Jack Poulson, one of Google's leading researchers, left the company on Aug. 31, according to The Intercept. "I consider that our intention to capitulate to requests for censorship and surveillance in exchange for access to the Chinese market is a confiscation of our values," wrote Poulson in his resignation letter to Google.

Poulson told The Intercept that he was one of five employees to resign after the tech giant's attempt to re-enter the Chinese market with the censored research product. Nicknamed Dragonfly, the product is designed as an Android app that will filter content related to human rights, democracy and peaceful protests – all topics that the Chinese government often censors to eradicate dissent.

Until now, Google has declined to comment on Project Dragonfly and reported resignations. In 2010, the company largely left the Chinese market after trying to comply with the country's strict online censorship policies.

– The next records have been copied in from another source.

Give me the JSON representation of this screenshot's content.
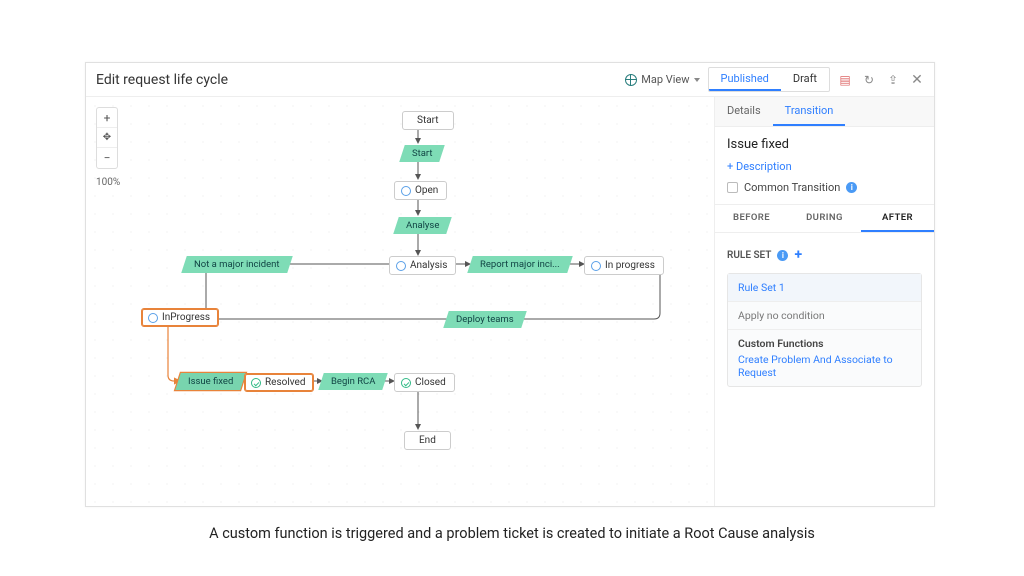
{
  "header": {
    "title": "Edit request life cycle",
    "map_view": "Map View",
    "tabs": {
      "published": "Published",
      "draft": "Draft"
    }
  },
  "zoom": {
    "pct": "100%"
  },
  "nodes": {
    "start_term": "Start",
    "start": "Start",
    "open": "Open",
    "analyse": "Analyse",
    "analysis": "Analysis",
    "not_major": "Not a major incident",
    "report_major": "Report major inci...",
    "in_progress_right": "In progress",
    "deploy_teams": "Deploy teams",
    "in_progress_left": "InProgress",
    "issue_fixed": "Issue fixed",
    "resolved": "Resolved",
    "begin_rca": "Begin RCA",
    "closed": "Closed",
    "end": "End"
  },
  "side": {
    "tabs": {
      "details": "Details",
      "transition": "Transition"
    },
    "title": "Issue fixed",
    "add_desc": "+ Description",
    "common": "Common Transition",
    "sub": {
      "before": "BEFORE",
      "during": "DURING",
      "after": "AFTER"
    },
    "ruleset_label": "RULE SET",
    "rule1": "Rule Set 1",
    "cond": "Apply no condition",
    "cf_label": "Custom Functions",
    "cf_link": "Create Problem And Associate to Request"
  },
  "caption": "A custom function is triggered and a problem ticket is created to initiate a Root Cause analysis"
}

Since then, China has broadened its approach to content blocking, but the country is now one of the largest technology markets in the world.

Project Dragonfly would have been known only from a few hundred Google employees. But last month, staff members began to oppose the secret project when The Intercept first reported product details in early August. To protest, more than 1,000 employees have signed an internal letter, calling on Google to adopt a greater "transparency and monitoring" of its future products.

Poulson himself did not work on Dragonfly, but his job was to improve the accuracy of Google's search systems. "This has serious repercussions on a global scale," he told Intercept. "What are Google's ethical red lines?" "We've already written some of them, but now we seem to be coming across them, I'd really like to see statements on Google's commitments."

The resignations take place just months after several other Google staff left the company after participating in a Pentagon project to use AI to analyze drone images. Following the resignations, Google has decided to stop work on the Pentagon project.